The artist devoted most of her life to the creation of children’s books. But with the increase of years, it became difficult for her to work in the technique of lithography, and she was mainly engaged in watercolours, drew postcards and illustrated children’s magazines Igrushechka (1882—1886) and Malyutka (1886—1887).
In addition, she created drawings of things made for the highest persons. So, in the book of Lavrentieva there is a list (far from complete) of objects she painted at that time: “several prayer books with painting on parchment; fans for the silver wedding of the Greek Queen, for the wedding of the Grand Duchess Xenia Alexandrovna, several for the Grand Duchess Elizabeth Feodorovna... She made watercolours by the orders of Grand Duke Sergei Alexandrovich and for Count S. D. Sheremetev.”
Since 1893, Boehm became interested in the manufacture of glassware. This happened after her trip to the Oryol Governorate to the Maltsov factories, where her brother Alexander was the director of the crystal factory. She made moulds for dishes, focusing on ancient objects: loving cups, glasses, cups, ladles. She came up with drawings for enamels. She painted the dishes herself and carefully observed if someone else did the painting. Some drawings were engraved and then etched onto glass. And again, the artist tried to do everything herself, noting only that “the etching was made not with hard vodka, but with fluoric acid, so poisonous that you have to wear a mask when etching”. The works by Elizaveta Merkurievna (since 1868) participated in international exhibitions — in Paris (1900), Munich (1902), Milan (1906) — and everywhere they received medals. In Milan, the artist received a gold medal, as well as at the exhibition in Chicago (1893), for her fan drawings and glassware.
Boehm’s work was highly appreciated by her contemporaries, not only by readers of her books, but also by major artists. “I love her black ones more than many of her whites,” Ilya Repin said about the works of Elizaveta Merkurievna. He even painted her portrait.
In 1896, when the artist was being honoured on the occasion of the twentieth anniversary of her creative activity, among the many congratulatory telegrams there was one from the publishers of Posrednik: “On the day of your anniversary, the editorial staff of Posrednik warmly thanks you for everything you have done for the national publications, and with all our heart we hope that you will serve for the people with your wonderful brush for a long time to come. Leo Tolstoy, Gorbunov-Posadov, Biryukov”. Congratulations were also sent by V. Stasov, I. Aivazovsky, I. Repin, A. Somov, I. Zabelin, A. Maikov.
In 1904, the artist became a widow.

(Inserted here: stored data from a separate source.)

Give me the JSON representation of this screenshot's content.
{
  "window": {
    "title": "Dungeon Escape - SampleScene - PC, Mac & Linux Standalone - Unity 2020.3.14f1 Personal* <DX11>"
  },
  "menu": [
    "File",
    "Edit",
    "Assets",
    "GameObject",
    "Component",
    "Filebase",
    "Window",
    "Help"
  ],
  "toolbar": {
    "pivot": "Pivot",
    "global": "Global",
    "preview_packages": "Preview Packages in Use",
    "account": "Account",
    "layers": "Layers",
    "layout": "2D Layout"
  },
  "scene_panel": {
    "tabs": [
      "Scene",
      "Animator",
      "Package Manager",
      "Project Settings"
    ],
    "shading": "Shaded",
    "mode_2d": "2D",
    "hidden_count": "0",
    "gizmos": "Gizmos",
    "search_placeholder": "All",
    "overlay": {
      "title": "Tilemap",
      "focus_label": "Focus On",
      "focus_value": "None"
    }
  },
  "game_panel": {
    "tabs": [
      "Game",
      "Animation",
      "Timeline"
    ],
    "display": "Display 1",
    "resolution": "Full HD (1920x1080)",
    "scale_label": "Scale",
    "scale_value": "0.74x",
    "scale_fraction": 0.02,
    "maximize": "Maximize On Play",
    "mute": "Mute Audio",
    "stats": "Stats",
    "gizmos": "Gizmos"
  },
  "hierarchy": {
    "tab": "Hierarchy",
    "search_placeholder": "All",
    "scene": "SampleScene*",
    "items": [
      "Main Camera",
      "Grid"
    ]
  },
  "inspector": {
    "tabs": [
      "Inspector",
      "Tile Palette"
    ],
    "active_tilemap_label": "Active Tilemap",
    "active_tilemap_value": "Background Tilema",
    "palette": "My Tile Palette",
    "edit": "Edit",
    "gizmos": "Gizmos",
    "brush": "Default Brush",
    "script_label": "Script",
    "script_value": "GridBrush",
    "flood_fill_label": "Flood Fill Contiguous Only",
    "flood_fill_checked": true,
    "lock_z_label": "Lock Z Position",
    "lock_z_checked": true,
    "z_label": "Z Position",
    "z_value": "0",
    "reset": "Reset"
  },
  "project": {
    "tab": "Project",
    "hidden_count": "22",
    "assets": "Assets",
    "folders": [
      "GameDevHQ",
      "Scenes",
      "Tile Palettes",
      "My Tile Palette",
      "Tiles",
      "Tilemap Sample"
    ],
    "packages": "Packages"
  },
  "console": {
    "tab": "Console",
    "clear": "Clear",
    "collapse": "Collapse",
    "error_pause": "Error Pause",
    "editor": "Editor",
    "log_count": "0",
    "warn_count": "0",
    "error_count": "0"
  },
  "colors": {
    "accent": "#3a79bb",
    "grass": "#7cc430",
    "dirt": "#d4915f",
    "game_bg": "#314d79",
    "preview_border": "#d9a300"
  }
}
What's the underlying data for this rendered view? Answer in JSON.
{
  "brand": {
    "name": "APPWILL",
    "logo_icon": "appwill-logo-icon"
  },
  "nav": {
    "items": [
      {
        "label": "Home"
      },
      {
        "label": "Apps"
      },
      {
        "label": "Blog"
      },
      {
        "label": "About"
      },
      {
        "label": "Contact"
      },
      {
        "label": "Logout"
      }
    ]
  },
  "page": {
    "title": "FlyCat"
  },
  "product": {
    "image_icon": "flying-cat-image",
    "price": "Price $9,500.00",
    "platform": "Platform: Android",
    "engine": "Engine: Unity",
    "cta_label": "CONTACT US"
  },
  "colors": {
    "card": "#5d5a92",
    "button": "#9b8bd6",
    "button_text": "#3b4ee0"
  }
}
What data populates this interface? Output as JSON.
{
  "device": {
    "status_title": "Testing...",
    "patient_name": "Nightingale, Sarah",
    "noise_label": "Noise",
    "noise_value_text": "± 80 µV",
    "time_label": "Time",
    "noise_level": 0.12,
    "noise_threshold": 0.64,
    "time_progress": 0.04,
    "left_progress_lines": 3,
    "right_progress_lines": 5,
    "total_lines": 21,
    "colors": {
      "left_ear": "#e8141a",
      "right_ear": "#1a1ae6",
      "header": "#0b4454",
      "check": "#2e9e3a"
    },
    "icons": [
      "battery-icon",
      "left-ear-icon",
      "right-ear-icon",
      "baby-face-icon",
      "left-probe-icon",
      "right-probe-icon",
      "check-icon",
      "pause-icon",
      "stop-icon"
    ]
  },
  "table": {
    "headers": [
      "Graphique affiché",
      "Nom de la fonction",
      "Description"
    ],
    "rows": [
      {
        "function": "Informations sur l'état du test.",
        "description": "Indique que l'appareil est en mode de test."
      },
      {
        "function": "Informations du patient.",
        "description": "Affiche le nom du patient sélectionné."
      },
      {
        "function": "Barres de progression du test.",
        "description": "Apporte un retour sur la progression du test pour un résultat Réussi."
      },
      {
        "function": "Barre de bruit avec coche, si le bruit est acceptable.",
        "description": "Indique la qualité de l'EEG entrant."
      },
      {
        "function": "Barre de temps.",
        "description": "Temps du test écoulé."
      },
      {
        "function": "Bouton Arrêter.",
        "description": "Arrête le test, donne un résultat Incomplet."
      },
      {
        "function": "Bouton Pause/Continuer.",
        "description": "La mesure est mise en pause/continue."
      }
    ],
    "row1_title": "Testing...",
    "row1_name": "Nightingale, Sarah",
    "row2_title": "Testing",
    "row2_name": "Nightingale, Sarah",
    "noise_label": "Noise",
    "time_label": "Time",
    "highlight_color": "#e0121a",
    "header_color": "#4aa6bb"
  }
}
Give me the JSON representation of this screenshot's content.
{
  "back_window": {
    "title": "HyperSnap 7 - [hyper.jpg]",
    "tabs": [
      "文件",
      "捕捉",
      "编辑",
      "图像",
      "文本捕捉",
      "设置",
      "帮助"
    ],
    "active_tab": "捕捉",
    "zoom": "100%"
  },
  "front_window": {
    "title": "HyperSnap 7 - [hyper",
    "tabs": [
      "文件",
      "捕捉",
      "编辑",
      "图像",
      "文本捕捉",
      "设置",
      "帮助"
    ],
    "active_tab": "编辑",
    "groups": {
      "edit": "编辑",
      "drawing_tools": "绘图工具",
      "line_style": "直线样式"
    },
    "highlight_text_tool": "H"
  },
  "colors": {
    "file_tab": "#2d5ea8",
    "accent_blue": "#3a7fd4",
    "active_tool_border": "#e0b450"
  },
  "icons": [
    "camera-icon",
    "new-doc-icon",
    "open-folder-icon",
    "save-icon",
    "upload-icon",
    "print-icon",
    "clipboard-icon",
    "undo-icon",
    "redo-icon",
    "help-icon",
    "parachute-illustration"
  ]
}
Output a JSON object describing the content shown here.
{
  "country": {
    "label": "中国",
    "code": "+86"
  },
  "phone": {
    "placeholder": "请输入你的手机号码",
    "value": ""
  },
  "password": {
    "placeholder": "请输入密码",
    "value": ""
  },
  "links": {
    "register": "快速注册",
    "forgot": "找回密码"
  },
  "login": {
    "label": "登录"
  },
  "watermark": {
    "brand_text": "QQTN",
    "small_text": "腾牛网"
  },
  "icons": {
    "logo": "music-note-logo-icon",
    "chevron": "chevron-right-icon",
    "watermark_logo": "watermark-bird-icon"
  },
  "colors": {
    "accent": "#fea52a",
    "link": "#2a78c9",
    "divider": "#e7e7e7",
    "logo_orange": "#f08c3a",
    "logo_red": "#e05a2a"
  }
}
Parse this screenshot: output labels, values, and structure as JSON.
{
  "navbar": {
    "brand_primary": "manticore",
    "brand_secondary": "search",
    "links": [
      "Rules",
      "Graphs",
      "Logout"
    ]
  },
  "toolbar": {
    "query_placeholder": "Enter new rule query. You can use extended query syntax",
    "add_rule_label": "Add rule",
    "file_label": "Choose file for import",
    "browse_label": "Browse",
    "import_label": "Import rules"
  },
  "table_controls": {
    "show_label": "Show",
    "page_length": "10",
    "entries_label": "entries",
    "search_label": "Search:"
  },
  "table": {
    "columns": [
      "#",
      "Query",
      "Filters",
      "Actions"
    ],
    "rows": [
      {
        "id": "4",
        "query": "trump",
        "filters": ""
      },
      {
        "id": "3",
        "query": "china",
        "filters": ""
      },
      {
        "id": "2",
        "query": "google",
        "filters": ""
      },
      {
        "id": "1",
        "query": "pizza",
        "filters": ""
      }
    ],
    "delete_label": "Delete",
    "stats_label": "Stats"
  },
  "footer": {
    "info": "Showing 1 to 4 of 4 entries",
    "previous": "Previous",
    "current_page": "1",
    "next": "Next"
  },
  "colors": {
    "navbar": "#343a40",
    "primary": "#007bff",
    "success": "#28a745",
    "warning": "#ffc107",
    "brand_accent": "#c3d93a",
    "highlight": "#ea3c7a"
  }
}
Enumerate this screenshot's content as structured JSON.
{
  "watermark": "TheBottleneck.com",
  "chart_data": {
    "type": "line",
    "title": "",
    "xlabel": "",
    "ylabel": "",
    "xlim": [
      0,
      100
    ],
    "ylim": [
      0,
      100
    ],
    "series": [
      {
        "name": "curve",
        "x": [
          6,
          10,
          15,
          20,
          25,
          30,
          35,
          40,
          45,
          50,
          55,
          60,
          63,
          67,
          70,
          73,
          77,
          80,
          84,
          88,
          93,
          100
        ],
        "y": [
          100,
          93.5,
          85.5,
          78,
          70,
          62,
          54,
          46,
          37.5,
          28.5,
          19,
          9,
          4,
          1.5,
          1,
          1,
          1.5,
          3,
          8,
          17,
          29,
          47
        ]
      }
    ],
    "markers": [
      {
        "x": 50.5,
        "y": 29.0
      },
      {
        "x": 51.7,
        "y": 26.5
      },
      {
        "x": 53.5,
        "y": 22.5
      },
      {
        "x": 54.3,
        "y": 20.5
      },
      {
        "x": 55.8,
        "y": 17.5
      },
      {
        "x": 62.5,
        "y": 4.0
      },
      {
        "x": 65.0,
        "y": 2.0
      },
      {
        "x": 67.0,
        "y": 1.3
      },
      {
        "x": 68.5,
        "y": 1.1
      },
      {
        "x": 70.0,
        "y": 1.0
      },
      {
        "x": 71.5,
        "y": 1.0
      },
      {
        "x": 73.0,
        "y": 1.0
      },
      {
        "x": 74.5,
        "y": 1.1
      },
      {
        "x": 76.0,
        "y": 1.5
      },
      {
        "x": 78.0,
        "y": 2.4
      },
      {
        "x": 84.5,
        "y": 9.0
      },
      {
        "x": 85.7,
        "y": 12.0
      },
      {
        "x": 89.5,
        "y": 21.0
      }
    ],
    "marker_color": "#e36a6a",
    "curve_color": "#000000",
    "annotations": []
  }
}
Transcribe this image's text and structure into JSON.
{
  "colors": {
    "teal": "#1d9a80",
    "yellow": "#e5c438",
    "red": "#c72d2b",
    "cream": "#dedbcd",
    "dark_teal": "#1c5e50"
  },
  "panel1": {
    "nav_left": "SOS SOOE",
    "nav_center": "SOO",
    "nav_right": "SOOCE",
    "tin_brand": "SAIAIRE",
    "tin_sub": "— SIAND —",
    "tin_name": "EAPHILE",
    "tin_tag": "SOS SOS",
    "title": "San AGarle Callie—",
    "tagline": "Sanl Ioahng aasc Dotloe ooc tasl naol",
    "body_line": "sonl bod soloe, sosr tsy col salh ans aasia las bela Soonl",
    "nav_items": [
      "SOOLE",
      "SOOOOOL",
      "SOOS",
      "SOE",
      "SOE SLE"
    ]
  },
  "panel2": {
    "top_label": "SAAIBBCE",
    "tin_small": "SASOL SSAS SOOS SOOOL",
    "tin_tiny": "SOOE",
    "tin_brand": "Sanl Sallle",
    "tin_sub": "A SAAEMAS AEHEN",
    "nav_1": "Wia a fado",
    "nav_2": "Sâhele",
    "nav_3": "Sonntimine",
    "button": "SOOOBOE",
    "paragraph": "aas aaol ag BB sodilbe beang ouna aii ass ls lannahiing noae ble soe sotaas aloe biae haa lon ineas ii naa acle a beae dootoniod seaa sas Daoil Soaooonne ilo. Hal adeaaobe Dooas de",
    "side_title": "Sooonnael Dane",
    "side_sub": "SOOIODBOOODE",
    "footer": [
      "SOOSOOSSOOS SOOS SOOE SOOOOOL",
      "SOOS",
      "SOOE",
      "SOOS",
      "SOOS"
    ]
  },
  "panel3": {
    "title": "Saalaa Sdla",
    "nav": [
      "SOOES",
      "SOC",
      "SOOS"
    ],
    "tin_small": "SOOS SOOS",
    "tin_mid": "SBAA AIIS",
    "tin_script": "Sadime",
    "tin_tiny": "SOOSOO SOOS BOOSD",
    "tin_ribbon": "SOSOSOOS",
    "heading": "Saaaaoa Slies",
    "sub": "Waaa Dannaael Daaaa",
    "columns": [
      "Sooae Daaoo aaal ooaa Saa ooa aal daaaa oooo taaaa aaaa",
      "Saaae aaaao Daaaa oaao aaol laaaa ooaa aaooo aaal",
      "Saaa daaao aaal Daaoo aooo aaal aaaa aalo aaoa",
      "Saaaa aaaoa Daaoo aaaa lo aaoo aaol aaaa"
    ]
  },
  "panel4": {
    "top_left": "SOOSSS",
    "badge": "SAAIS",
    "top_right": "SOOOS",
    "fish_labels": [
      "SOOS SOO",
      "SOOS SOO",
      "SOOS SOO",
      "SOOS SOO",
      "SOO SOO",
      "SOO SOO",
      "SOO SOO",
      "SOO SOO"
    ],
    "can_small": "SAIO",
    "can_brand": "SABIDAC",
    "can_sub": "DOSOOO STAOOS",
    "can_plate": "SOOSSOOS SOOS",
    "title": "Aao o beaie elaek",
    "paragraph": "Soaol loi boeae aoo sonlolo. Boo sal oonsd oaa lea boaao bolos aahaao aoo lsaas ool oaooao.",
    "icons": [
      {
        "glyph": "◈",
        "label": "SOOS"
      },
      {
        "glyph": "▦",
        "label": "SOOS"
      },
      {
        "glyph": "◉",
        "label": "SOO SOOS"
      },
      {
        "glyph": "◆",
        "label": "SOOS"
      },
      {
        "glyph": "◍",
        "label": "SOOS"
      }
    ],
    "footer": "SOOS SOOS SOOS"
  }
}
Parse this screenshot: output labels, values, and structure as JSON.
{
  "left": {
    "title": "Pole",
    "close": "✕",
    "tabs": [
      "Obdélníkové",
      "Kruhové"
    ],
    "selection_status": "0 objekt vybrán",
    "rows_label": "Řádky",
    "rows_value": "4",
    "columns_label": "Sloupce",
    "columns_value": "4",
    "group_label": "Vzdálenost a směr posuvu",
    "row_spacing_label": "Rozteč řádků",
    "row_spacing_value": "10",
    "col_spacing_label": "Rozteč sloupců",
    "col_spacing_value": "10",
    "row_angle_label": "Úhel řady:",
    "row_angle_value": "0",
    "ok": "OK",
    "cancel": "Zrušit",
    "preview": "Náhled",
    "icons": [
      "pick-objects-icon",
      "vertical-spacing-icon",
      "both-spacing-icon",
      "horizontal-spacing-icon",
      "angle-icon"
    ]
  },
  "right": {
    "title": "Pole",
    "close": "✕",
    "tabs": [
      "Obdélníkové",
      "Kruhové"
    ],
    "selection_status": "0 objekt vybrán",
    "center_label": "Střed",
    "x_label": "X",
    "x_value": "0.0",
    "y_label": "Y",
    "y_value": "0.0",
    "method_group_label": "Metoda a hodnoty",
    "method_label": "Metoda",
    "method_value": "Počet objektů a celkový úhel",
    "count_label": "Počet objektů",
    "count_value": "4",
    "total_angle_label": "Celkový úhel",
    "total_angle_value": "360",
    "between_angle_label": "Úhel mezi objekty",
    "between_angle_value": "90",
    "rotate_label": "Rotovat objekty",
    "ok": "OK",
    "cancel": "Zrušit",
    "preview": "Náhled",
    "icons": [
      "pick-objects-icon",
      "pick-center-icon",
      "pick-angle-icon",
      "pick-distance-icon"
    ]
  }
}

Despite all the difficulties and troubles, she continued to engage in creativity until the last day. “At the present time,” she wrote in 1910, “that is, having 67 years of age, having grown-up grandchildren, I still don’t leave my work, not because it is necessary, but because I still love my work as before.”
The thinnest, soulful, living silhouettes created by Elizaveta Boehm have forever remained in the history of Russian illustrated books.